NRS 205.025 provides as follows:
205.025 Fourth degree.
1. Any person who willfully and maliciously attempts to set fire to or attempts to burn or to aid, counsel or procure the burning of any of the buildings or property mentioned in NRS 205.010, 205.015, and 205.020, or who commits any act preliminary thereto or in furtherance thereof, shall be guilty of arson in the fourth degree and be sentenced to imprisonment for not less than 1 year nor more than one-half of the longest term prescribed upon a conviction for the commission of the offense attempted, and may be further punished by a fine of not more than $5,000.

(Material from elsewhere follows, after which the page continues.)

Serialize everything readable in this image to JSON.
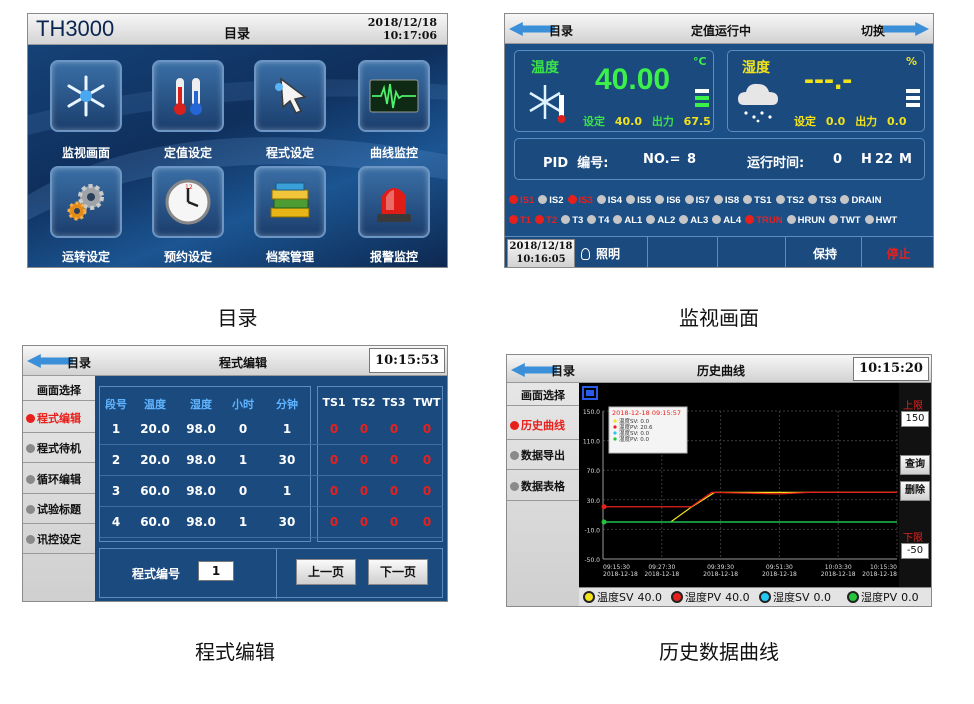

2. In any prosecution under this section the placing or distributing of any inflammable, explosive or combustible material or substance, or any device in any building or property mentioned in NRS 205.010, 205.015, and 205.020, in an arrangement or preparation eventually to set fire to or burn such building or property, or to procure the setting fire to or burning of such building or property, shall be prima facie evidence of a willful attempt to burn or set on fire such property.
Where issues of constitutional dimension are presented, this court has often stated that, as long as an adequate record for review exists, these issues may be addressed on their merits. See, e.g., Koenig v. State, 99 Nev. 780, 787 n.5, 672 P.2d 37, 42 n.5 (1983).